What Tolstoy describes in such dreamy fashion is, I believe, really a skill. Poetry demands of its readers a version of literacy that's the near-neighbor of illiteracy: its obscurities (which might be as minimal as the artifice of meter and line breaks; as we know, the obscurities of poetry have no known upper limit) license the reader or demand of the reader that she give up, at least for a time, "deciphering" the words in front of her in favor of the "different meaning" or "invented" poem that spontaneously arises. You have to be either an expert or—it nearly amounts to the same thing—lack all the expectations that ordinary educated literacy installs in readers. A good poem offers not communication but communion and imagination. It asks the reader to become, at least for a moment, the writer or the breather of the poem. It inspires.

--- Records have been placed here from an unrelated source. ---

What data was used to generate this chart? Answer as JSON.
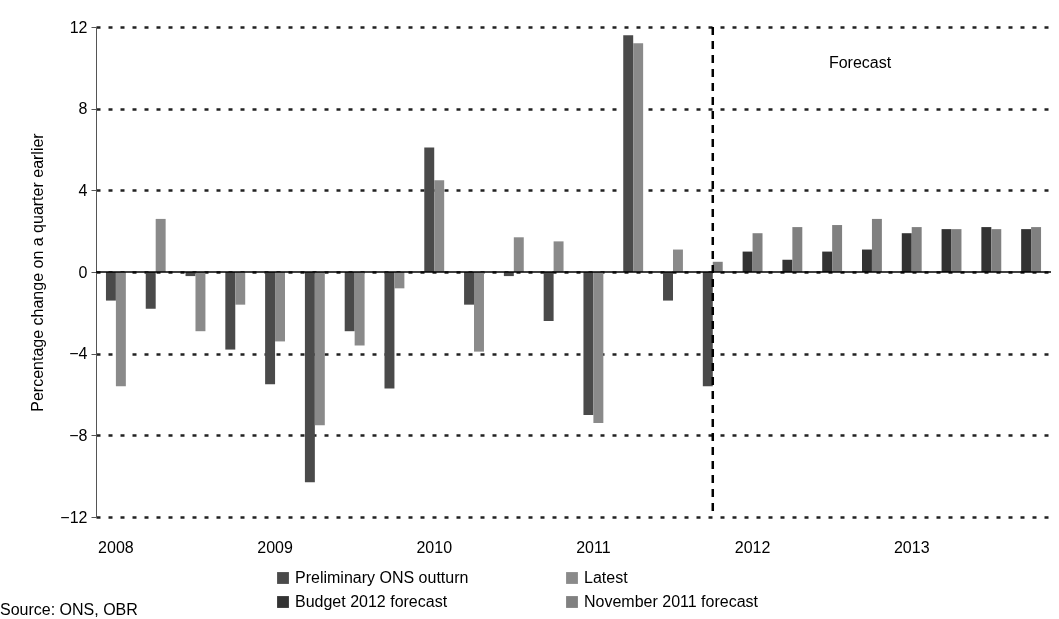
{
  "chart_data": {
    "type": "bar",
    "ylabel": "Percentage change on a quarter earlier",
    "categories": [
      "2008",
      null,
      null,
      null,
      "2009",
      null,
      null,
      null,
      "2010",
      null,
      null,
      null,
      "2011",
      null,
      null,
      null,
      "2012",
      null,
      null,
      null,
      "2013",
      null,
      null,
      null
    ],
    "series": [
      {
        "name": "Preliminary ONS outturn",
        "color": "#4a4a4a",
        "values": [
          -1.4,
          -1.8,
          -0.2,
          -3.8,
          -5.5,
          -10.3,
          -2.9,
          -5.7,
          6.1,
          -1.6,
          -0.2,
          -2.4,
          -7.0,
          11.6,
          -1.4,
          -5.6,
          null,
          null,
          null,
          null,
          null,
          null,
          null,
          null
        ]
      },
      {
        "name": "Budget 2012 forecast",
        "color": "#333333",
        "values": [
          null,
          null,
          null,
          null,
          null,
          null,
          null,
          null,
          null,
          null,
          null,
          null,
          null,
          null,
          null,
          null,
          1.0,
          0.6,
          1.0,
          1.1,
          1.9,
          2.1,
          2.2,
          2.1
        ]
      },
      {
        "name": "Latest",
        "color": "#8a8a8a",
        "values": [
          -5.6,
          2.6,
          -2.9,
          -1.6,
          -3.4,
          -7.5,
          -3.6,
          -0.8,
          4.5,
          -3.9,
          1.7,
          1.5,
          -7.4,
          11.2,
          1.1,
          null,
          null,
          null,
          null,
          null,
          null,
          null,
          null,
          null
        ]
      },
      {
        "name": "November 2011 forecast",
        "color": "#808080",
        "values": [
          null,
          null,
          null,
          null,
          null,
          null,
          null,
          null,
          null,
          null,
          null,
          null,
          null,
          null,
          null,
          0.5,
          1.9,
          2.2,
          2.3,
          2.6,
          2.2,
          2.1,
          2.1,
          2.2
        ]
      }
    ],
    "ylim": [
      -12,
      12
    ],
    "yticks": [
      -12,
      -8,
      -4,
      0,
      4,
      8,
      12
    ],
    "grid": "y",
    "legend": "bottom",
    "annotations": [
      "Forecast",
      "Source: ONS, OBR"
    ]
  }
}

Batuman's experience of the Caucasus "cures" her of this knack for poetry, so close in its way to an illness—aphasia maybe, or maybe just another form of narcissism. She turns away from "poetical meanings conjured out of associations and half-grasped words—the beauty of things that don't appear on the page" toward "huge novels." And not just any novels—in "The Possessed," in spite of that essay's title, she declares herself a Tolstoyan and not a Dostoyevskyan. She explains this distinction rather charmingly after a reading, as reported by Cynthia Haven: "Dostoyevsky is the literary equivalent to theater, with 'allegory intensified 10,000 times.' Tolstoy is the stuff of movies, with costumes, elaborate scenery, and orchestral score. She falls for Tolstoy. 'Tolstoy is girlie—he wouldn't like my saying that, but he's not here anymore, any more than the Uzbeks are.'"

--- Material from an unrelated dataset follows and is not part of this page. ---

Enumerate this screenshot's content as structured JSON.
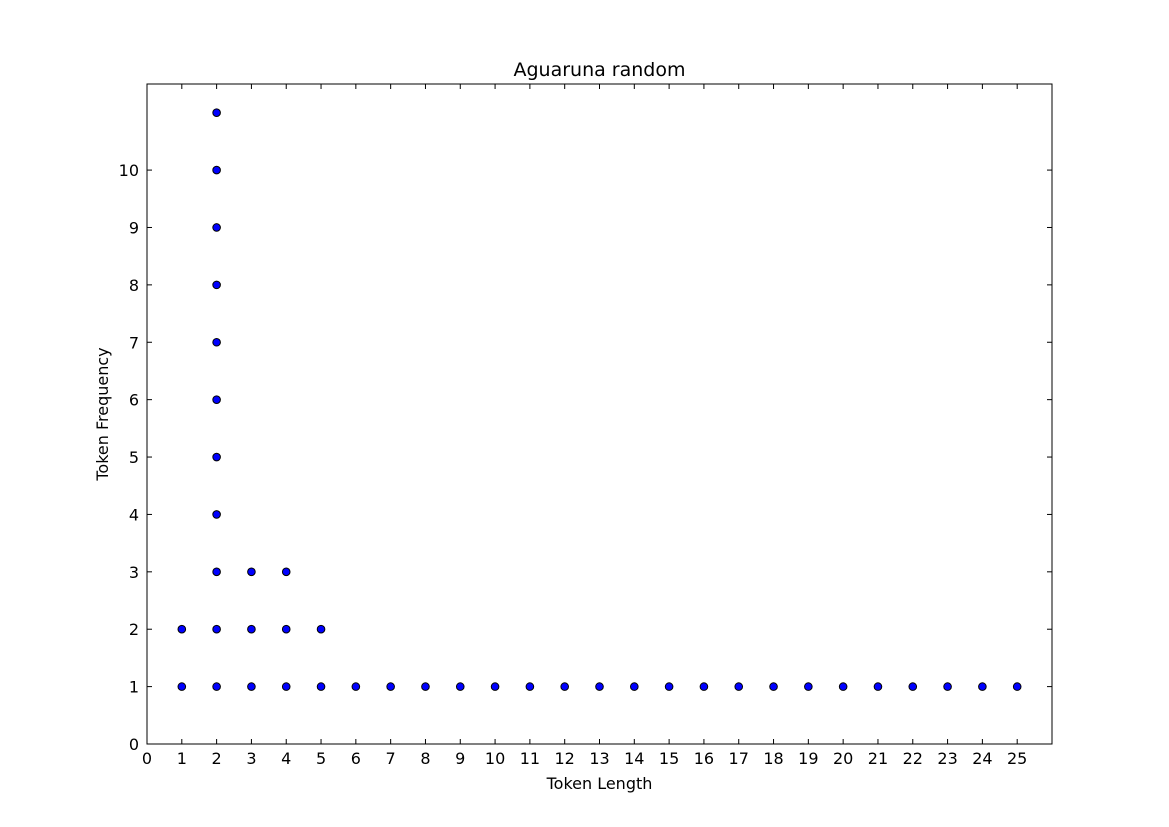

My takeaway is that she values Tolstoy for his explicitness—for the way in which he puts everything on the page, questing to make himself understood by the reader as completely as possible, while providing lushly lived in details, characters, and scenes for the reader to romp among. Tolstoy is the opposite of poetry, since so much of the action for poetry is conceptual—it happens in the reader's head, an action taken, and communication of anything whatsoever is a secondary or tertiary goal. Dostoyevsky offers a sort of middle ground, maybe, given the hyperallegorical character she ascribes to him. It's interesting that her book and its final essay take their titles not from Tolstoy but from Dostoyevsky's most enigmatic novel, which she explains rather brilliantly as being about the empty center that holds/fails to hold its characters and their increasingly demented actions together, the enigmatic Stavrogin.

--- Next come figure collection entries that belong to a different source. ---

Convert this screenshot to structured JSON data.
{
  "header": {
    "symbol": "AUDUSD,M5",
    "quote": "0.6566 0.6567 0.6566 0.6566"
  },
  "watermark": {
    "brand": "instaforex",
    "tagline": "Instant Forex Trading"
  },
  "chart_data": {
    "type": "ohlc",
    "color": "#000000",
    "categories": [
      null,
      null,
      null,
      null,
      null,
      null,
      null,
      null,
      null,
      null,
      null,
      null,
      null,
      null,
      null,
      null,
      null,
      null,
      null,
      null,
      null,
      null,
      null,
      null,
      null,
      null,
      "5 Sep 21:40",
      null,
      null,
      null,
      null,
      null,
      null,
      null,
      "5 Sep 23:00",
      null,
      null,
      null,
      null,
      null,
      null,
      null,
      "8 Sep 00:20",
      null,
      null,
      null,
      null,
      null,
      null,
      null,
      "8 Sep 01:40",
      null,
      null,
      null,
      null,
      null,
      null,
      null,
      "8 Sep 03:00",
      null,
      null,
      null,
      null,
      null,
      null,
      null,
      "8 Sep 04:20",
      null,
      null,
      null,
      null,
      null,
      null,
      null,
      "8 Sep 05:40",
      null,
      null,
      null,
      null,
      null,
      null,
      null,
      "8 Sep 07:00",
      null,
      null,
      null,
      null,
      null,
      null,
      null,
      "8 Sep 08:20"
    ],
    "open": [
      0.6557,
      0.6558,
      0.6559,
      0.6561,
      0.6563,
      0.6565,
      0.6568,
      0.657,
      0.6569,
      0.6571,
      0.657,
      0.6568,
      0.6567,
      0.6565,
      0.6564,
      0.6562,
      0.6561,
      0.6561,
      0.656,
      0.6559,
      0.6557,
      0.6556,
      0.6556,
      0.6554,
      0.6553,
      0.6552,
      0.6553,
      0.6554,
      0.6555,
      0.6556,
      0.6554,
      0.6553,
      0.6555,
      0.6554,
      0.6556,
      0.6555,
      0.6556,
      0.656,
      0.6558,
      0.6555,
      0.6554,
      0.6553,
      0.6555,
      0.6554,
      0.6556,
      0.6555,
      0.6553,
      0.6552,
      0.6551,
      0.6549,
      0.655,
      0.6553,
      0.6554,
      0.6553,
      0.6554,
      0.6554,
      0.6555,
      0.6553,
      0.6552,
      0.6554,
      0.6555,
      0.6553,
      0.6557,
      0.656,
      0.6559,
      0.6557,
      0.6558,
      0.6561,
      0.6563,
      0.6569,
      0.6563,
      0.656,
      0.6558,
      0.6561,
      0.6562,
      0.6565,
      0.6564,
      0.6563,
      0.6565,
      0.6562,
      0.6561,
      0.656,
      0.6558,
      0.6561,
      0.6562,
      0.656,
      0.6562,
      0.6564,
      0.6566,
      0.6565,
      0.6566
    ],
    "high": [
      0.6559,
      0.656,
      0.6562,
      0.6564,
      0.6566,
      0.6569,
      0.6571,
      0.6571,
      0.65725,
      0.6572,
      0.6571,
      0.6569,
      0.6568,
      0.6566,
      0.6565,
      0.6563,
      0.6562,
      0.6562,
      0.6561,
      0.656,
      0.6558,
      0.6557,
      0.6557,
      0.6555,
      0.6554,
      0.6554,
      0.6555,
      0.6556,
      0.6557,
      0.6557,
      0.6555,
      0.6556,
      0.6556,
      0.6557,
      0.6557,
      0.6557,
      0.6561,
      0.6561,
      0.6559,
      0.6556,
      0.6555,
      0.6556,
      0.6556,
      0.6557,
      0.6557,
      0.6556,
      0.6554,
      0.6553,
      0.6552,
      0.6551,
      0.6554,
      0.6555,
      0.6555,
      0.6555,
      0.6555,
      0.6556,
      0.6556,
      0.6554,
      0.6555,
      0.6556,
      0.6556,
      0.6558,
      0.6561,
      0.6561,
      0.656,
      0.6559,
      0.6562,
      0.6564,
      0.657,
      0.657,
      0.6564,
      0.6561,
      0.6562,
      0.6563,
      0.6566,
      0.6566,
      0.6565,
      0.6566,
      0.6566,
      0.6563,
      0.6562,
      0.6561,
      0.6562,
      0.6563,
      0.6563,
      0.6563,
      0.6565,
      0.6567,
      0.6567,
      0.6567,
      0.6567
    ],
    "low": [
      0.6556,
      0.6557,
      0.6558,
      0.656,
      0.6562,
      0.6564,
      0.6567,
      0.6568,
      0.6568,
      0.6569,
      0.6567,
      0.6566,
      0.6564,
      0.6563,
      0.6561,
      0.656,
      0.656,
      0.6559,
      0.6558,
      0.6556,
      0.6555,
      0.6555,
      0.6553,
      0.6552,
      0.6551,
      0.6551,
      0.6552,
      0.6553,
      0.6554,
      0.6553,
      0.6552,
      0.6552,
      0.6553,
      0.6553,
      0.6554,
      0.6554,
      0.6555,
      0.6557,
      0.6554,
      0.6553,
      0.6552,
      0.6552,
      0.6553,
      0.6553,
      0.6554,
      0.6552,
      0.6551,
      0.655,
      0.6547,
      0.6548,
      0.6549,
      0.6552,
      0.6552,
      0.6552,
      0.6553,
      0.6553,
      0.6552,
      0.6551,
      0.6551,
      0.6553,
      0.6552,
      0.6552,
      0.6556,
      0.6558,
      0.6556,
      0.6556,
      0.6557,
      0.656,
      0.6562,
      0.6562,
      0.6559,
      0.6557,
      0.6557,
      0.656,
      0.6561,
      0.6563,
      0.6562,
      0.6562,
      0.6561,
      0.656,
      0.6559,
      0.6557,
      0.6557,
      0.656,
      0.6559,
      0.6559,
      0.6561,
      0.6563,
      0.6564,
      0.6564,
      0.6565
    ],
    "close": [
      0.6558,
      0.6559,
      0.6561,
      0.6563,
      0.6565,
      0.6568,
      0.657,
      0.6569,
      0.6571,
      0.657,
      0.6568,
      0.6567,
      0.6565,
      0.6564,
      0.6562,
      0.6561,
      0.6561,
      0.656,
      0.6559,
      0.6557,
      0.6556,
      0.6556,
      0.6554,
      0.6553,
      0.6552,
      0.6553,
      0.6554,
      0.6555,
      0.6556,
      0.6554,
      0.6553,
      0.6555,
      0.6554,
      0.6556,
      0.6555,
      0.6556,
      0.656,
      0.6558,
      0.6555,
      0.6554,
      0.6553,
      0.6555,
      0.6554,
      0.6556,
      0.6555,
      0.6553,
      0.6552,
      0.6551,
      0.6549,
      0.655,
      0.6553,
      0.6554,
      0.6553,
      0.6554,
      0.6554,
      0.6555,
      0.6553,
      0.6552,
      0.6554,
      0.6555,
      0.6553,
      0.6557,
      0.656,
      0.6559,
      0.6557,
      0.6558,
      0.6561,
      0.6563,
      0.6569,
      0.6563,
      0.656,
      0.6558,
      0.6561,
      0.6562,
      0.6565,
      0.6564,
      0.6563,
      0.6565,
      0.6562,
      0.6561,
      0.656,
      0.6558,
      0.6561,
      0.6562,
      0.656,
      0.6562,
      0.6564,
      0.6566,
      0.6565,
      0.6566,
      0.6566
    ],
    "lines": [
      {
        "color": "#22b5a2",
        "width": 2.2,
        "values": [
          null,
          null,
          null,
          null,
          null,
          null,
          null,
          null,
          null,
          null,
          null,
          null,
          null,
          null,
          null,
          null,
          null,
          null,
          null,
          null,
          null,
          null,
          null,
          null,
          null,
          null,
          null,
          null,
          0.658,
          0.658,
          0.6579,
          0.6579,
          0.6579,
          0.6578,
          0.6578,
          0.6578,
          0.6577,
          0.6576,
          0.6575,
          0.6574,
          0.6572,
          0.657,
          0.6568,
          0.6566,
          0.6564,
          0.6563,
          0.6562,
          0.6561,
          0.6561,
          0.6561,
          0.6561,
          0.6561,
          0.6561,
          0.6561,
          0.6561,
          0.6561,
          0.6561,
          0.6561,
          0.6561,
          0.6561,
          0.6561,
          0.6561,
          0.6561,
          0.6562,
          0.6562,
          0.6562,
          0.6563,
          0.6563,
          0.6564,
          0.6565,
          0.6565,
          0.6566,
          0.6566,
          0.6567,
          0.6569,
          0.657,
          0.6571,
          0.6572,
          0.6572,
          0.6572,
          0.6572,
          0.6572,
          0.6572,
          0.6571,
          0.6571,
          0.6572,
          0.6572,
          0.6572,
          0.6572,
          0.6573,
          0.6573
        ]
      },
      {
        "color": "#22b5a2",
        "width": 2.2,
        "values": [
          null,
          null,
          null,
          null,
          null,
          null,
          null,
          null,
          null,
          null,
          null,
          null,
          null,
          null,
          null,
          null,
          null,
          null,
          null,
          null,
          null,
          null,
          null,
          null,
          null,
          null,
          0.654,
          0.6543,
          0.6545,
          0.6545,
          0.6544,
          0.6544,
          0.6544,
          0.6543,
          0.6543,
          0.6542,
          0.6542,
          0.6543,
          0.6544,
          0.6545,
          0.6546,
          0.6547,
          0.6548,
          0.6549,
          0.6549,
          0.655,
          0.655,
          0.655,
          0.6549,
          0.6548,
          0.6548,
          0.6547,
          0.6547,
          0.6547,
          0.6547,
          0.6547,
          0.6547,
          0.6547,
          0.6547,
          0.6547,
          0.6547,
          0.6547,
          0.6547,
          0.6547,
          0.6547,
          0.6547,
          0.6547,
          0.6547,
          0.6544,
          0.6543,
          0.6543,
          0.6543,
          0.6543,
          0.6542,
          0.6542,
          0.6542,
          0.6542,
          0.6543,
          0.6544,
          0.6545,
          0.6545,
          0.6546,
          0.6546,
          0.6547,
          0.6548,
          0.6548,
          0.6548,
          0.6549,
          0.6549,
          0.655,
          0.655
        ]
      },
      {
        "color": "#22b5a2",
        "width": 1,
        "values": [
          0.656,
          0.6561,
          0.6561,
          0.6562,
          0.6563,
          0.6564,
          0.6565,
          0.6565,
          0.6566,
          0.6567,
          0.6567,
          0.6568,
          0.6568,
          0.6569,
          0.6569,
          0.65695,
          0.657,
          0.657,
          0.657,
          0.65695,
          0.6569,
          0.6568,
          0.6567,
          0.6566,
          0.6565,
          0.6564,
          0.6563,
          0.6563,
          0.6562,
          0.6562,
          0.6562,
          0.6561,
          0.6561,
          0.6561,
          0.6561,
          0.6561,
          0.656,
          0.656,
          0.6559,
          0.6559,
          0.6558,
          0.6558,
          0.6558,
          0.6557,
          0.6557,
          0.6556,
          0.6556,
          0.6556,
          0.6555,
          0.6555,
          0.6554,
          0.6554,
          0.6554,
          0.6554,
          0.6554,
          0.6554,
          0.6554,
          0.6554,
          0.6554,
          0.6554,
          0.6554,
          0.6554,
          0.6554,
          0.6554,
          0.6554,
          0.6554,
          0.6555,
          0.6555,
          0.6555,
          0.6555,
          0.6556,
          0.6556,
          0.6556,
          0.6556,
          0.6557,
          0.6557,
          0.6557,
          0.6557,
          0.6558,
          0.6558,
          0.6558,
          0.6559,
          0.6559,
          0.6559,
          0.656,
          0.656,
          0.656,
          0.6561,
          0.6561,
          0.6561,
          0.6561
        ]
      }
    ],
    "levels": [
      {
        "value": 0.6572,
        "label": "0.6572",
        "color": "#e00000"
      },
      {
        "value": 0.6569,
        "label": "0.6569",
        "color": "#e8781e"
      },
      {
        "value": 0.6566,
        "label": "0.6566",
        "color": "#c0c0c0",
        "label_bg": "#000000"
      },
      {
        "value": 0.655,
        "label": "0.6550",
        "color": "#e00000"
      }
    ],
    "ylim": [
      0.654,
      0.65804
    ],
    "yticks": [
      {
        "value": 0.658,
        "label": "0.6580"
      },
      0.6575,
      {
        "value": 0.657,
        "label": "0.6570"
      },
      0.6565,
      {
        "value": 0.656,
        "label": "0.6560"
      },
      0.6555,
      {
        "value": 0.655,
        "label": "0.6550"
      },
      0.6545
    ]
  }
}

I won't repeat her argument here. But as a poet who's taken up with the project of fiction, I certainly feel that Dostoyevsky offers a more conducive writerly terrain than Tolstoy does. Certainly, more than Tolstoy, he breaks all the Puritanical creative writing rules: he tells and tells, he uses five words where one would do, he's acutely interested in psychology and uninterested in the tenets of realism, and he's curious. His novels are intensively researched investigations into human character, thought experiments in the highest sense of the word. They're messy, they don't always make sense, the rhythms of their plots are mysterious and sometimes uncomfortable for the reader whose first question of any novel is always And then what happened? They're nothing like poetry if we think dichten = condensare. They're everything like poetry if poetry is the patterning in language of the half-grasped, the half-understood, which the reader must grapple with and experience and never quite complete. The act of reading such texts stimulates and exalts one's own curiosity.

The pleasure of finding things out. That's my creative writing program. I am still working to construct a pedagogy, as well as a practice, based upon that. I'm grateful to Elif Batuman for helping me come a step closer to that.